Creo que fue en un cursillo de ingreso a la facultad de derecho cuando escuché que los cónyuges no son parientes. Son más que parientes. Y me sonaba raro. Seguro fue en el dictado de derecho de familia en donde aprendí con más tecnicismo que los esposos generan un nuevo parentesco entre los de su misma sangre, transformándose la familia de uno y otro en parientes por afinidad. Pero los que dan el sí, no son parientes en rigor. Son un algo más. Un nuevo vínculo más profundo y nuevo que no nace de la familia dada. Sino de la elegida. Es la constitución de una unión querida, deseada, expresada, libre.
Con el paso del tiempo, supe (y vi) que el matrimonio respondía muchas veces a convenciones sociales, a tradiciones, a las que, de movida, pretendía desconocer. Las revoluciones en mi adolescencia se parecían a patear el tablero de cualquier cosa que luciera establecida. Mejor: cualquier cosa que hubiesen hecho mis padres o mis mayores. “No pienso casarme. Es someterme al sistema”, me acuerdo que dije en un asado de amigos a mis 18 pensado como despedida de soltero de alguno. Lo dije con soberbia y desubicación. Todavía no supe disculparme con el amigo aún hoy casado.

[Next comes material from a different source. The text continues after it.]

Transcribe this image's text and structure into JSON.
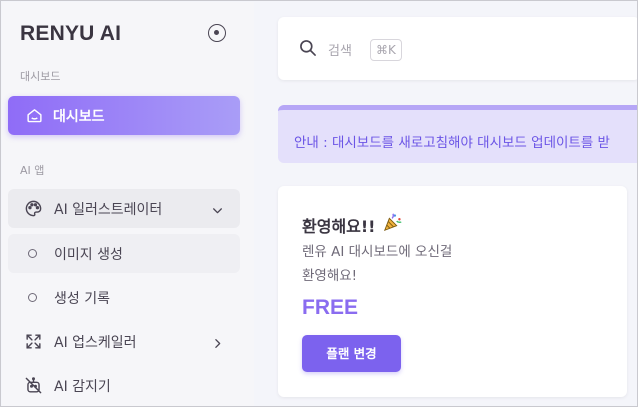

Uno de los que allí estaba me dijo por lo bajo: “No pensas en casarte esencialmente porque no podes. Porque sos homosexual. Es ridículo que te opongas a un derecho que deberías tener antes de negarlo ¿Y si peleás para poder, en todo caso, y negarte después?”. A la soberbia y desubicación, le agregué ignorancia.
Hace once años la Argentina entró por la puerta grande de la igualdad de derechos consagrando el matrimonio igualitario. Full, full. Sin distinguir entre esposos y esposas, esposas y esposas y esposos y esposos. Todos con las mismas atribuciones y deberes. La ley es ejemplar. Fue en la gestión de Cristina de Kirchner. Poco importa recordar el origen de esa sanción. La hoy secretaria legal y técnica de Alberto Fernández tiene un libro escrito (Cristina versus Cristina) en el que sostiene que ni la hoy vicepresidenta ni su esposo que bajó por primera y única vez a votar como diputado, creían en esa ley. Que la “sacaron”, dice Vilma Ibarra, por estrategia política para oponerse, por ejemplo, al ex enemigo, futuro aliado Cardenal Jorge Bergoglio que los irritaba con sus homilías. ¿Será? Ese es otro andarivel del análisis. Los grandes cambios de la historia se accionan y no se fijan en detalles menores como el chiquitaje político de la ocasión sabiendo aprovechar de los momentos propicios por los motivo que sean. Cristina puso la firma de la promulgación y su bloque, más otros, dio la mayoría. Fue ley.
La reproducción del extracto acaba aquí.